The only research you need to do, is as much as gives you the ability to write about the setting convincingly. Also don't worry about details if your view-point character isn't the type to notice. How can you convincingly and seemlessly get setting description into a passage with characters who would make it seem like a dreaded info-dump or an "As you know Bob..." passage? I say do research into geography and so on in terms of worldbuilding if it is integral to the story you are telling otherwise its a load of wasted words that could have been used to drive the plot onward right? A lot of the time half the fun of some characters is that our view of the story-world is tainted by their opinions. Makes for some interesting plot points like one character doesn't noticed something until its too late, while we the readers are informed of the trouble by another character and are screaming at the view-point character to stop being stupid. Well, I like it anyway hehe.

Any way, I think the original topic got away from me a bit there, soory for the rant. But yeah A seasoned fantasy reader will be used to weird happenings, so you can get an amazing amount passed their disbelief sensors. So in that sense don't freak about making your setting accurate when it doesn't need to be, because I'd hazard a guess at saying a number of readers would be turned off by misplaced description and scientific-geographical....ness.


----------



## Amanita (Mar 8, 2011)

Actually, I'm rather sad about the fact, that Fantasy writers are obviously expected to have everything in their invented worlds be in compliance with earth's natural laws. (Besides the magic and even with that, many people expect that at least the laws of thermodynamics apply.) 

If not even in Fantasy we're still allowed to create something, that is, well fantastical, I don't know where we can. 
Therefore I say, go for it, to me your locations sound really interesting. The only thing I would advise is: Try to have it make sense within the rules of your world. If physics can't explain it, have something else that can and is consistent throughout your story.


----------



## Ravana (Mar 8, 2011)

Amanita said:


> If physics can't explain it, have something else that can and is consistent throughout your story.


 
It's that "consistent" part that can get tricky… which often makes it convenient to be guided by a model you're familiar with (i.e. reality). It's harder to go far wrong when you approximate to that. Not to mention gives you a lot less 'splainin' to do. But, no, there's no reason you have to stick with the "real," as long as what you do makes sense. (One science fantasy novel, _The Practice Effect_ by David Brin, has the protagonist plopped down in an alternate reality where all the physical laws are the same as the ones he's familiar with–except one…)



> (Besides the magic and even with that, many people expect that at least the laws of thermodynamics apply.)



(…and it's among these you'd find that exception.  )

Did you see my comment–uhm, somewhere around here–where I suggested a system of magic that more or less obeyed the Laws of Conservation of Mass/Energy? Not necessarily for the faint of heart, but it is one answer to the problem of restricting just how "magic" the magic can get, since it contains its own set of handy, built-in limitations.


----------



## Amanita (Mar 8, 2011)

> Did you see my comment–uhm, somewhere around here–where I suggested a system of magic that more or less obeyed the Laws of Conservation of Mass/Energy?

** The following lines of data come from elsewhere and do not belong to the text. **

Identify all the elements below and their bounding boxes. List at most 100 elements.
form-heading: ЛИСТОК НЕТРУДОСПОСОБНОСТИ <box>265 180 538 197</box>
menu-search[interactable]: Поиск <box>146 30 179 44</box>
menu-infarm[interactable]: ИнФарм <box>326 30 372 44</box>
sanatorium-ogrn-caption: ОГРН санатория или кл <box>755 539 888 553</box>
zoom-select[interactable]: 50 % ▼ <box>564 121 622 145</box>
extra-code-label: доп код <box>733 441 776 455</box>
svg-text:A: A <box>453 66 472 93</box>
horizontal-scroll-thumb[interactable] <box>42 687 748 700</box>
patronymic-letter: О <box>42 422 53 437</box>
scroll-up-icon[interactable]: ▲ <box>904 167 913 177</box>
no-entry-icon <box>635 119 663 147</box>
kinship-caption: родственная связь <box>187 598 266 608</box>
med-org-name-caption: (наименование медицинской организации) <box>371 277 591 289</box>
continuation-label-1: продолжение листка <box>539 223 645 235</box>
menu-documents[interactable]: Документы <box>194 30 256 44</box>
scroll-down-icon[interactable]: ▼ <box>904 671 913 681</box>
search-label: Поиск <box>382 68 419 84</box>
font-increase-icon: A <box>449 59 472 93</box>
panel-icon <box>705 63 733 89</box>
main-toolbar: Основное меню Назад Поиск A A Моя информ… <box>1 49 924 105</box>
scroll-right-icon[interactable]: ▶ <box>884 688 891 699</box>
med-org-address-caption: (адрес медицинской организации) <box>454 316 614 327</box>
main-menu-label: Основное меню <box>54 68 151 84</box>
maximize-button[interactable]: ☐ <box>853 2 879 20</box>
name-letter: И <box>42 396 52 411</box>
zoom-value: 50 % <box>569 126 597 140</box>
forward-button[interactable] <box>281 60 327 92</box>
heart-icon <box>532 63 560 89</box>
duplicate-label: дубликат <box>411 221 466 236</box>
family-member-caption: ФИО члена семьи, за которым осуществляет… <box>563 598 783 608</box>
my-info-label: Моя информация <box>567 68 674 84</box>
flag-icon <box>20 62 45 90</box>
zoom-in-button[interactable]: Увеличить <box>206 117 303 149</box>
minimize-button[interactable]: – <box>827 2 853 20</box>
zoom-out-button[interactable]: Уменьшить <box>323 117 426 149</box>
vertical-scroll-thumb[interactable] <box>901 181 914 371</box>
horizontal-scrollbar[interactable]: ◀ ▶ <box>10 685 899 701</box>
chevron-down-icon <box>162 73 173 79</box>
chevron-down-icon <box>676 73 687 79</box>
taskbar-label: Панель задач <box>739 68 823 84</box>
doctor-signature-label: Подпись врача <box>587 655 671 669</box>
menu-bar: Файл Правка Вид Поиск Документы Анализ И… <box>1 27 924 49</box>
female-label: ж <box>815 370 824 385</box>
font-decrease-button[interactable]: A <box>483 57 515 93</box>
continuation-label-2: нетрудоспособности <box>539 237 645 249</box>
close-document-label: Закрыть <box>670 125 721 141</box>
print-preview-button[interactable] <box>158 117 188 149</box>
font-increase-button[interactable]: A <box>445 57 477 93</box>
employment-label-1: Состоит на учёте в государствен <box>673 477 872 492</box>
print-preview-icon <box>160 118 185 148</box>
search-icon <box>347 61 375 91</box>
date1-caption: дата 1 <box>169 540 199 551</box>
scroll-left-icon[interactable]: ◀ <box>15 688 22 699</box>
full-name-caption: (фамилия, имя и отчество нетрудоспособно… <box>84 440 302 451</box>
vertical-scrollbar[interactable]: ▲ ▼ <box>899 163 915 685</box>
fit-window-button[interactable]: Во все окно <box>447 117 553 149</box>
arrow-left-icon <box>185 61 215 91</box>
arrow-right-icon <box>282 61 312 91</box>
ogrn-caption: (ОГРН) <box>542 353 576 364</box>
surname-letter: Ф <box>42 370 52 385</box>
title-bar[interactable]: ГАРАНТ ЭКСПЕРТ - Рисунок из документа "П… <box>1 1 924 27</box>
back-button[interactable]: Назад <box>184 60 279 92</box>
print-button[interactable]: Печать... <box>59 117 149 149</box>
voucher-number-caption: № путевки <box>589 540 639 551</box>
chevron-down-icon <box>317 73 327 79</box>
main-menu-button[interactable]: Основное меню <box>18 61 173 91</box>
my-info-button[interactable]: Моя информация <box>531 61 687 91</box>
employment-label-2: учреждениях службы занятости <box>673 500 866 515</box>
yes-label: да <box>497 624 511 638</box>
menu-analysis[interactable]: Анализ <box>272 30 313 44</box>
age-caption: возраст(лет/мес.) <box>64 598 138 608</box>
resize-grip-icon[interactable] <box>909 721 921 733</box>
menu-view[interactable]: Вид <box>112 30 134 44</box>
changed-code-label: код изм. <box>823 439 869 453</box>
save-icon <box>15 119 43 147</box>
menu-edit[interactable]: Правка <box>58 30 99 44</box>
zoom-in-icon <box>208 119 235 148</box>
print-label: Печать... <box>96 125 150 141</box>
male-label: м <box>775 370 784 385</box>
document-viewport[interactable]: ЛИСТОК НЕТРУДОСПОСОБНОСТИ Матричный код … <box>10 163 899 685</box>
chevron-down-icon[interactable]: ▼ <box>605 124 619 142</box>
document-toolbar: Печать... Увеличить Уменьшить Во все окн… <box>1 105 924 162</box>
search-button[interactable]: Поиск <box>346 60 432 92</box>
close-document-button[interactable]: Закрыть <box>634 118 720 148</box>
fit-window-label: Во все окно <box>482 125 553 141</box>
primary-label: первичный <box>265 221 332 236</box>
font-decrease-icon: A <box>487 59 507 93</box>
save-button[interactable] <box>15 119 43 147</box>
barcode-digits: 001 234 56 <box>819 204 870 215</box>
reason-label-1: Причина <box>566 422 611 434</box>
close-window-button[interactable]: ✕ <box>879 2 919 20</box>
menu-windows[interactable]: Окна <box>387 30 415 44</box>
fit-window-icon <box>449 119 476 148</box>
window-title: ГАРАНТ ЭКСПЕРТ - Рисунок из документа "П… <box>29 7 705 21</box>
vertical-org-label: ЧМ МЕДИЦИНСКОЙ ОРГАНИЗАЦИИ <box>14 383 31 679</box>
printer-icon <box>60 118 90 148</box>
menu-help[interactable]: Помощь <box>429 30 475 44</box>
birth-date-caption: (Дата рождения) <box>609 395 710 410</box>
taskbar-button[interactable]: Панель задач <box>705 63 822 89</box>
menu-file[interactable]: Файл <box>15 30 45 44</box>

I might have. But I've definitly seen it quite often already and actually read about stories that do it as well, I think. I've given this kind of thing a lot of thought, actually and I think it's really difficult to do it properly and still have "magic". If someone has the power to lift heavy objects with his magic but is as tired afterwards as if he'd carried it the normal way, where is the magic in that? And there are plenty of similar situations. 
Usually, some sort of external power source comes into play, but looking at it from the physical point of view, this still doesn't explain why all this energy is acutally there.  

In my opinion, magic doesn't have a place in physics, at least not in physics as we understand it at the moment and therefore, at least I can't really think of a proper way to do this without meeting dead ends at some point. That's why I've given up trying by now and view magic as a sort of third concept next to mass and energy (and the second magic system a fourth one) and put it under its own rules. 

But to return to the original question. I don't know if your familiar with Michael Ende's "Neverending Story" but this is a good example for all kinds of fantastic locations. It has a desert of multi-coloured sand, a forst of giant flowers, a silver city swimming on a lake of tears and many other things and I was really intrigued by that. (I didn't really like they way the plot progressed, however.)
Tastes surely vary but I'd like to see a few more stories that show the authors' imagination and rather than their thorough research about medieval European history even though there's nothing wrong with that of course. If I'm looking for something like that, I usually prefer books set in acutal history instead of Fantasy versions thereof.
When I go to a book shop however, I almost find books that are either some rip-offs about vampires, orcs and elves or books that could be in the historical novel section if a few names and small things were changed. Really inventing stuff yourself doesn't seem to be too popular anymore, with publishers.

Please don't get me wrong. I'm not anti-science or anything, not at all. But the fascination with fantasy for me lies in the various possibilities to expand reality instead of trying to replicate it.


----------



## Mdnight Rising (Mar 9, 2011)

Go with what feels right in the guts.... again  hard core fact not essential i have found a  badsic jknowledge of your world  flors, and Fauna  will ususually  get you through especially if you are trying to focus more on yer actual story and characters..


----------